Escupir cáscaras de pipas

UNO DE LOS placeres de esta vida, y de la otra, es perder el tiempo en paparruchas cuando tienes algo importante entre manos. Nada se iguala a esos angustiosos minutos, cuando debes entregar un artículo, por ejemplo, y estás tan confuso y andas con tanta prisa que prefieres posponerlo y distraer tu atención con cualquier ridiculez, aunque sea leer a Víctor Hugo. La distracción funciona como desbloqueante, imitando a esos días que no le ves sentido al futuro, y le das el primer trago al gin-tonic. Te sabe a playa, a París, a tercero de BUP, a novela de John Fante, a libreta nueva. De pronto, ves la oscuridad clarísima, y todo encaja, como si existiese algo llamado «la perspectiva de la ginebra». Para ganar tiempo, y que los planes salgan bien, a menudo hay antes que perder las horas miserablemente, como cuando te sientas en un banco del parque a escupir cáscaras de pipas y mirar al infinito.

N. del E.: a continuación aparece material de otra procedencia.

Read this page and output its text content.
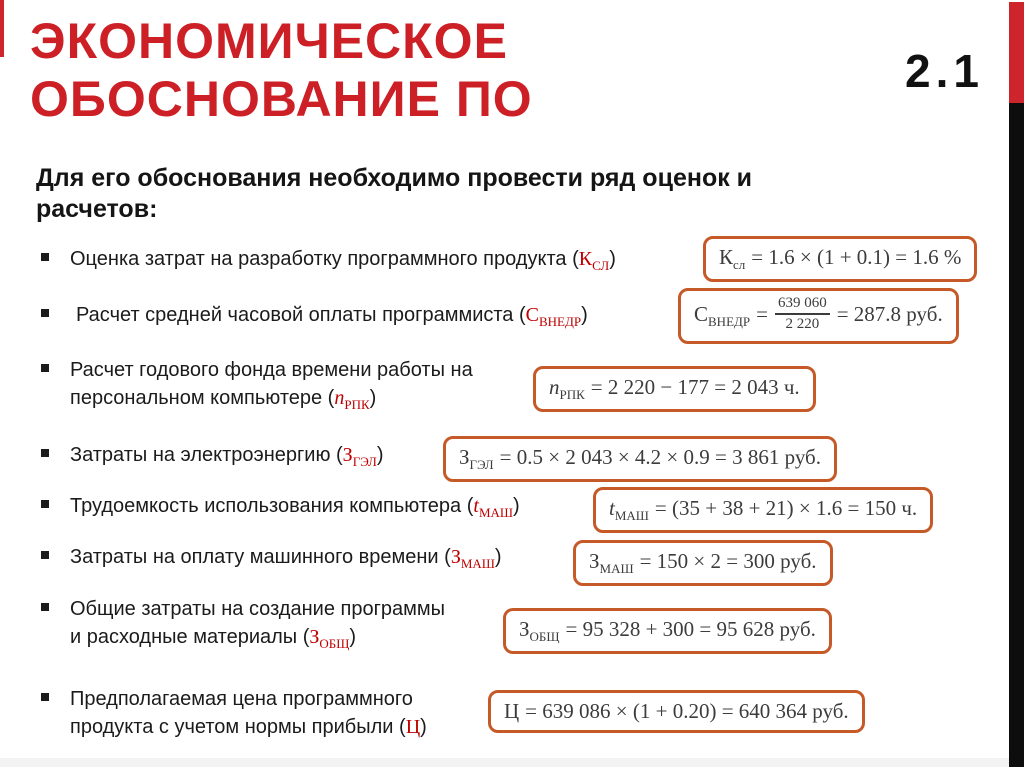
ЭКОНОМИЧЕСКОЕ
ОБОСНОВАНИЕ ПО	2.1
Для его обоснования необходимо провести ряд оценок и расчетов:
Оценка затрат на разработку программного продукта $(К_{СЛ})$	$К_{сл} = 1.6 \times (1 + 0.1) = 1.6$ %
Расчет средней часовой оплаты программиста $(С_{ВНЕДР})$	$С_{ВНЕДР} = \frac{639 060}{2 220} = 287.8$ руб.
Расчет годового фонда времени работы на
персональном компьютере $(n_{РПК})$	$n_{РПК} = 2$ 220 − 177 = 2 043 ч.
Затраты на электроэнергию $(З_{ГЭЛ})$	$З_{ГЭЛ} = 0.5 \times 2$ 043 × 4.2 × 0.9 = 3 861 руб.
Трудоемкость использования компьютера $(t_{МАШ})$	$t_{МАШ} = (35 + 38 + 21) \times 1.6 = 150$ ч.
Затраты на оплату машинного времени $(З_{МАШ})$	$З_{МАШ} = 150 \times 2 = 300$ руб.
Общие затраты на создание программы
и расходные материалы $(З_{ОБЩ})$	$З_{ОБЩ} = 95$ 328 + 300 = 95 628 руб.
Предполагаемая цена программного
продукта с учетом нормы прибыли (Ц)
Ц = 639 086 × (1 + 0.20) = 640 364 руб.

Mi sueño preferido de los últimos meses es bajarme al bar, emplear un par de horas en la barra, y que al volver a casa la columna de El Progreso esté escrita. No es tanto pedir. A menudo el mérito no es escribirla sino enviarla de cualquiera manera y que acepten su publicación. Cada época genera sus quimeras. Hay otro periodo de tu vida, cuando tienes un trabajo decente, durante el que ensayas cómo salir de casa a toda prisa y dejar que transcurra media tarde entre librerías y cafés, para que las camisas con las que acudes a la oficina se planchen y cuelguen en el armario solas, como en los días que vivías con tus padres. Los asuntos de trascendental relieve y presteza invitan a dejarlos para otro momento, y ponerte con alguna memez. Es un movimiento no exento de riesgos. Corres el peligro de que incluso las memeces, tan divertidas casi siempre, te parezcan de repente una memez absoluta, y te precipites a la nada total. Me pasó hace años, viviendo solo, triste y feliz. Todo comenzó por una taza. Una mañana tomé el café delante del televisor, y cuando me di cuenta, ya llegaba tarde al trabajo. Salté de la silla, metí la taza en el fregadero y la llené de agua en contra del protocolo que seguía habitualmente: fregar, secar y guardar porque iba bien de tiempo. Luego salí a la carrera, mirando el reloj con la turbación de quien mira, desde la mitad de un paso sin barreras, cómo se acerca la locomotora.

Cuando regresé a casa a mediodía hice la comida, dispuse la mesa y almorcé como si no tuviese hambre, aburridamente. Al acabar introduje platos, cubiertos, sartenes y ollas en el fregadero, donde aún esperaba la taza. Primero dormiría una siesta en el sofá y ya luego, por fin, le metería mano a los cacharros. Una hora después me despertó la llamada de un amigo que me propuso una partida de squash. Acepté. Esa noche acumulé el plato, el vaso y los cubiertos de la cena, bajo la excusa de que mientras hubiese platos, vasos y cubiertos limpios, la vida seguiría su curso. Empleé la misma pauta con la ropa sucia. Me producía sopor activar la lavadora y tender la colada mientras en el armario hubiese ropa que vestir. Pasaron los días, y la acumulación de cacharros sucios y ropa sin lavar no hizo sino incrementar mi apatía. Pronto el abandono se trasladó a la despensa, de la que desaparecieron la leche, el café, el agua embotellada, las conservas, el queso o el jamón cocido. Cada vez que entraba en la cocina y veía la montaña de platos, o abría la puerta del trastero y contemplaba el montículo de ropa, resoplaba. Una visita materna por sorpresa me salvó la vida.

Rara vez la experiencia te sirve de algo, así que no tardas en incurrir en la idea de que las cosas importantes, urgentísimas, de vida o muerte, siempre pueden posponerse en favor de las peregrinas. Hay una novela de Antonio Di Benedetto, titulada ‘Los suicidas’, que me da la razón. En un momento dado, un personaje se encarama a lo alto de un letrero que sobresale de un edificio de ocho pisos. Amenaza con arrojarse al vacío. Parece una amenaza seria. Los bomberos tienden la escalera, y uno de ellos se aproxima al personaje. Hablan, pero nadie sabe el qué. La escena tiene a los espectadores tan anudados como ignorantes. «¡No me miren más! ¡Basta!», grita. El bombero recula por si acaso. Apenas baja, sube un policía. Decidido, llega a la cumbre y encañona con su arma al tipo que amenaza con matarse. El gentío suelta una exclamación universal. Si el suicida no depone su actitud, el agente se verá obligado a disparar. No parece que bromee. Esa es también la impresión que obtiene el suicida, que ante la posibilidad de ser liquidado por el policía, decide bajarse del letrero y posponer el salto mortal para otro momento.